Fanno sul serio i sindaci che si richiamano al ‘Laboratori di Autonomie’ nato dalla sinergia di 16 sindaci di diverso colore politico, ma trasversale interesse per la difesa della Specialità. E, per dimostrarlo, hanno scelto proprio la data del 3 aprile, la ‘contestata’ Festa della Patrie dal Friûl, per presentare il loro Manifesto (già ribattezzato ‘la Carta di Mereto’ dal luogo che ne ha visto la firma) e annunciare anche le future iniziative, sempre più decise e mirate.
Bis molto richiesto
Dopo essersi presentati a Debora Serracchiani, che non ha avuto riserve nell’incontrarli e recepire la loro piattaforma autonomista, manifestando anche una timida disponibilità a discutere della partita della competenza primaria in termini di gestione del sistema dell’istruzione, i primi cittadini si preparano a varare, con l’aiuto dell’associazione ‘La Grame’, la seconda serie di ‘Lezioni di autonomia’, che già da fine mese prenderà il via in giro per il Friuli. Sarà un bis molto richiesto della riuscita iniziativa che l’anno scorso ha richiamato grande attenzione di pubblico. La formula cambierà, perché si tratterà più di seminari per amministratori con una focalizzazione su tematiche particolari.
Marilenghe, è mobilitazione
Ma, soprattutto, la vera sfida che sarà annunciata il 3 aprile sarà la mobilitazione a cui i sindaci chiameranno i loro colleghi dei Comuni perimetrati nell’ambito di applicazione della legge 482/99 per la tutela delle minoranze linguistiche storiche: sono loro infatti i potenziali componenti del nuovo organo che la Regione ha espressamente previsto nella riforma degli enti locali.
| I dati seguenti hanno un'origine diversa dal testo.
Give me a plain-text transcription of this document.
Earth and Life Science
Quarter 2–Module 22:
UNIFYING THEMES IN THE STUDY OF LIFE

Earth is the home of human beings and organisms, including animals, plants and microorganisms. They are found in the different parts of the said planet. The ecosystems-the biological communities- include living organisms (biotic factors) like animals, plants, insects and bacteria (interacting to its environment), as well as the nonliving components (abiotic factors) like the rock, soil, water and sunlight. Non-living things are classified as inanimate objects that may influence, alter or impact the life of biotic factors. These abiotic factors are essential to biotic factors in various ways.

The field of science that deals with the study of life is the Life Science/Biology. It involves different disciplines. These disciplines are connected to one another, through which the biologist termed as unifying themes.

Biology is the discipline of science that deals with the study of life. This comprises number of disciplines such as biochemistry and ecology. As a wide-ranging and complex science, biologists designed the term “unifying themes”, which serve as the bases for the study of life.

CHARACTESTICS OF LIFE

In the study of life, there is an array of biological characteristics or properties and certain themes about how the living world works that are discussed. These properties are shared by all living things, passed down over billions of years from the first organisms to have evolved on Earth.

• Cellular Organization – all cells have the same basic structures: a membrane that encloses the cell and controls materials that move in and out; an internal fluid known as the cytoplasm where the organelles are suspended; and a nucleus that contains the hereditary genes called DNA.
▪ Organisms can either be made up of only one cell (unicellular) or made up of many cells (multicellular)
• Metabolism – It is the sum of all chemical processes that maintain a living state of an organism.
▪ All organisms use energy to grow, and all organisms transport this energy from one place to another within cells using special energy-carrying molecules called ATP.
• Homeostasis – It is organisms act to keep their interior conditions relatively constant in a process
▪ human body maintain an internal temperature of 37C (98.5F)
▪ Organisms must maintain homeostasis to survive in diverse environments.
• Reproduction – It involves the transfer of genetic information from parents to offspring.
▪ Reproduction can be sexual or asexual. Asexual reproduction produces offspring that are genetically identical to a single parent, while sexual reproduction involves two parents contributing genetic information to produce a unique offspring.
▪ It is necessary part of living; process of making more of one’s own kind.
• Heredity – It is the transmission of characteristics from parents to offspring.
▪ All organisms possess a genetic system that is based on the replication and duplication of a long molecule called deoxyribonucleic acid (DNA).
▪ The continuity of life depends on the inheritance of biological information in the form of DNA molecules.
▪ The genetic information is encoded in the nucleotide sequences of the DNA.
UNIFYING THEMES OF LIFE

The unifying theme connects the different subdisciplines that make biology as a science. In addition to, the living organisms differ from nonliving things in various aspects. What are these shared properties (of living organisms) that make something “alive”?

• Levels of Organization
In particolare, loro si pongono come obiettivo quello di avviare al più presto la convocazione dell’Assemblea della Comunità di lingua friulana che dovrebbe rappresentare i 178 Comuni che fanno parte del bacino friulanofono.
Appello ai capoluoghi
“Questo organo consultivo – spiega Diego Navarria, sindaco di Carlino che, con il collega di Mereto di Tomba Massimo Moretuzzo, coordina il Laboratori – si può costituire già entro la fine di maggio se i primi cittadini firmeranno l’adesione alla convenzione volontaria che la legge stabilisce come atto formale per l’avvio dell’Assemblea”. I sindaci non staranno certo ad aspettare che la Regione stimoli la convocazione di quest’organo: “è fondamentale la spinta dal basso – spiega Navarria – e sarà determinante partire almeno con una trentina di Comuni. In particolare, sarebbe politicamente un passo importante se aderissero le amministrazioni dei tre capoluoghi che parlano in marilenghe, Udine, Pordenone e Gorizia”. Con questi tre sindaci, l’Assemblea potrebbe davvero dirsi rappresentativa di tutto il Friuli.
Mezzo milione di rappresentati
Del resto è interesse dei Comuni esserci. Perché, in un Friuli dove le Province andranno a sparire, sarà questa la Camera di compensazione a cui la Regione dovrà sottoporre tutti i progetti di legge e gli atti di indirizzo che riguarderanno le minoranze. Si tratta di un organo consultivo, e non vincolante, ma esprimerà la voce di un’intera comunità linguistica che raggruppa – secondo le più pessimistiche indagini sociolinguistiche – almeno mezzo milione di individui. “Potrebbe diventare lo strumento giusto per valorizzare i nostri territori – chiude Navarria – e tutelare la marilenghe”, difesa sulla nell’articolo 6 della Costituzione, ma non altrettanto nella società e nelle istituzioni.
Partecipazione dei cittadini
L’attenzione dei sindaci tuttavia non va solo alle nuove architetture istituzionali. Ciascuno di loro si sta dando da fare “per far inserire negli statuti delle nuove Uti che stanno nascendo nuove forme di partecipazione dei cittadini e di condivisione delle decisioni. Solo così l’autonomia potrà rinascere dal basso, perché nella crisi della politica sta l’opportunità di un nuovo inizio per forme evolute di democrazia rappresentativa”. Di cui c’è gran necessità: preoccupa la gestione dell’acqua e anche la situazione del Credito cooperativo. E dopo il caso Coopca, di nuove grane la nostra economia non ha proprio bisogno.